Definition of “Ultra-Processed”
- Many commenters argue the NOVA/FAO definitions are vague, circular, or “industrial-production-is-bad” in disguise.
- Critiques:
- Criteria like “ingredients home cooks don’t use” or “additives for appeal” are seen as scientifically weak.
- Definitions risk labeling ordinary cooking (thickeners, emulsifiers, starch, roux, reductions) as “ultra-processed.”
- The category mixes very different products: tofu and unsweetened soymilk vs Oreos and potato chips.
- Defenders say fuzziness is normal in complex sciences and categories like processing level are still useful for large-scale epidemiology.
Health Impact and Evidence
- One camp: “ultra-processed” is a scare term; real issue is specific nutrients (e.g., low fiber, high sugar/fat) and hyperpalatability.
- Others point to epidemiological work (Monteiro, “Ultra-Processed People”, Lancet CVD paper) as evidence UPF intake correlates with worse health.
- NIH metabolic-ward study is discussed: people on UPF diets ate ~500 kcal/day more and gained weight; debate over whether protein content vs palatability drives this.
- Several note that current data are observational, confounded, and yield only “partial answers,” not physics-level certainty.
Vegan/Plant-Based Diets and UPFs
- Some vegans describe diets based almost entirely on fresh produce, grains, beans, and home cooking, arguing UPF isn’t inherent to veganism.
- Cited data: vegetarians and vegans consume somewhat more UPFs by energy share than meat eaters but also more “healthy” foods overall; absolute differences are small.
- Concern: “plant-sourced UPFs” are linked to higher CVD risk, but it’s unclear whether the specific UPFs vegans eat (e.g., tofu, soymilk) are the harmful subset.
- Disagreement on “meat substitutes”: some say veg*ns don’t need or crave them; others report strong cravings and frequent use of fake meats.

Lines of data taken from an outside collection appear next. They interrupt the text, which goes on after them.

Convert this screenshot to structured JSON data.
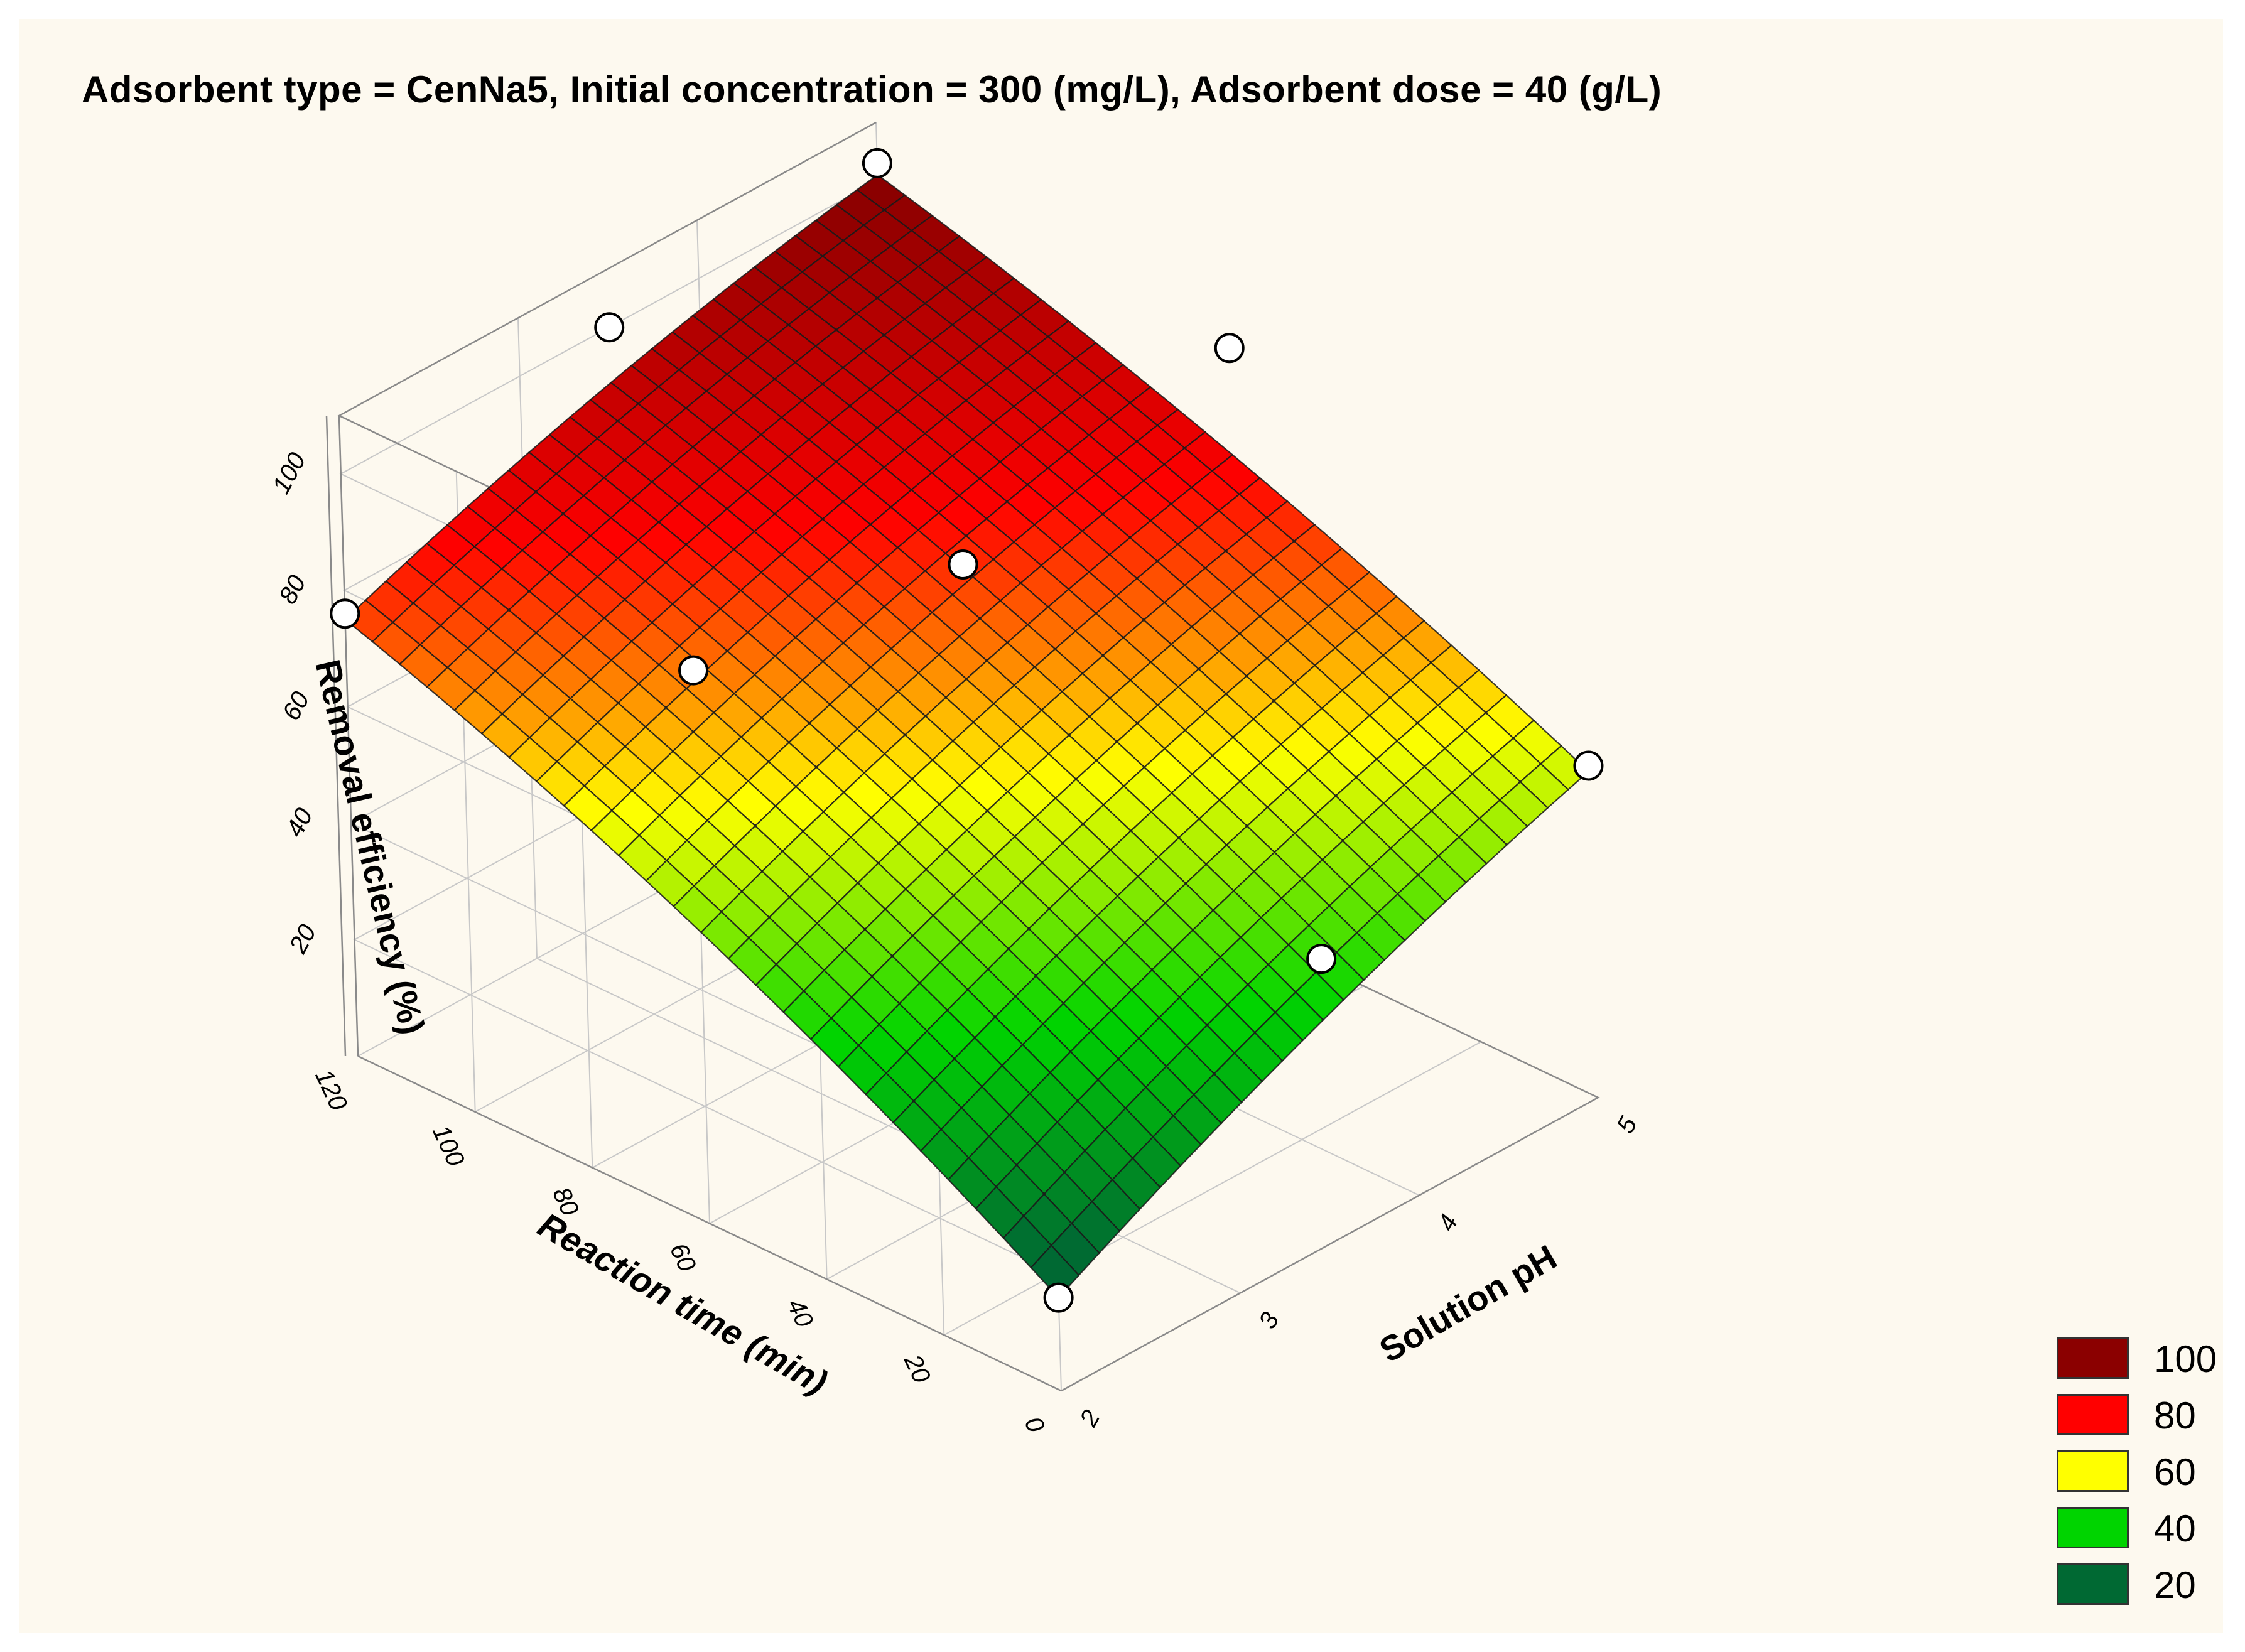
{
  "chart_data": {
    "type": "surface3d",
    "title": "Adsorbent type = CenNa5, Initial concentration = 300 (mg/L), Adsorbent dose = 40 (g/L)",
    "xlabel": "Solution pH",
    "ylabel": "Reaction time (min)",
    "zlabel": "Removal efficiency (%)",
    "xlim": [
      2,
      5
    ],
    "ylim": [
      0,
      120
    ],
    "zlim": [
      0,
      110
    ],
    "x_ticks": [
      "2",
      "3",
      "4",
      "5"
    ],
    "y_ticks": [
      "0",
      "20",
      "40",
      "60",
      "80",
      "100",
      "120"
    ],
    "z_ticks": [
      "20",
      "40",
      "60",
      "80",
      "100"
    ],
    "surface_corners": [
      {
        "pH": 2,
        "time": 0,
        "removal": 16
      },
      {
        "pH": 5,
        "time": 0,
        "removal": 56
      },
      {
        "pH": 2,
        "time": 120,
        "removal": 75
      },
      {
        "pH": 5,
        "time": 120,
        "removal": 101
      }
    ],
    "observed_points": [
      {
        "pH": 2,
        "time": 0,
        "removal": 16
      },
      {
        "pH": 5,
        "time": 0,
        "removal": 57
      },
      {
        "pH": 2,
        "time": 120,
        "removal": 76
      },
      {
        "pH": 5,
        "time": 120,
        "removal": 103
      },
      {
        "pH": 3.5,
        "time": 120,
        "removal": 100
      },
      {
        "pH": 5,
        "time": 60,
        "removal": 100
      },
      {
        "pH": 3.5,
        "time": 0,
        "removal": 49
      },
      {
        "pH": 2,
        "time": 60,
        "removal": 95
      },
      {
        "pH": 3.5,
        "time": 60,
        "removal": 88
      }
    ],
    "legend": [
      {
        "label": "100",
        "color": "#8b0000"
      },
      {
        "label": "80",
        "color": "#ff0000"
      },
      {
        "label": "60",
        "color": "#ffff00"
      },
      {
        "label": "40",
        "color": "#00d400"
      },
      {
        "label": "20",
        "color": "#006933"
      }
    ]
  }
}
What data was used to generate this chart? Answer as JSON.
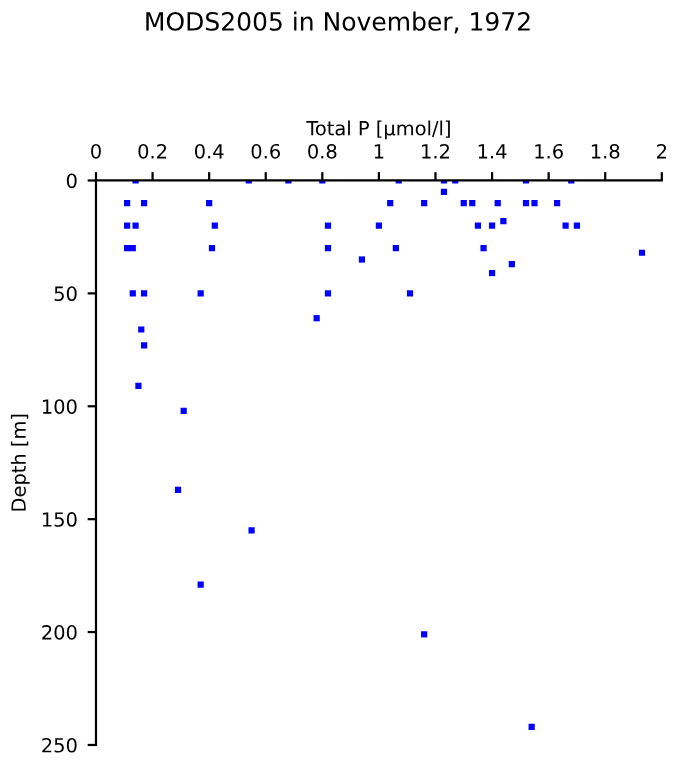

Protein, Supplements, and “Ultra-Processed” Status
- Discussion of achieving adequate protein on vegan diets via beans, grains, lentils, seeds, and sometimes protein powders (pea, rice).
- Debate over “complete proteins” and combining plant sources.
- Some note protein isolates and powders are clearly processed but not necessarily harmful; additives (sweeteners, flavors) are the main concern.
Broader Food-System and Practical Themes
- Several argue the real divide is:
- Class 1: separation/preservation processes (milling, oil extraction, drying) – often necessary and benign.
- Class 2: industrial recombination into hyperpalatable, additive-heavy products – where health concerns cluster.
- Emphasis on: cooking from raw ingredients, fiber-rich foods, variety over time, and traditional largely plant-based cuisines (e.g., in Asia) as workable low-UPF models.
- Some propose improved labeling, including “antinutrition” info (oxalates, purines, safe upper intakes).
- Meta-critique: the BBC piece is seen as loosely assembled and the HN title as misrepresenting the article’s actual focus.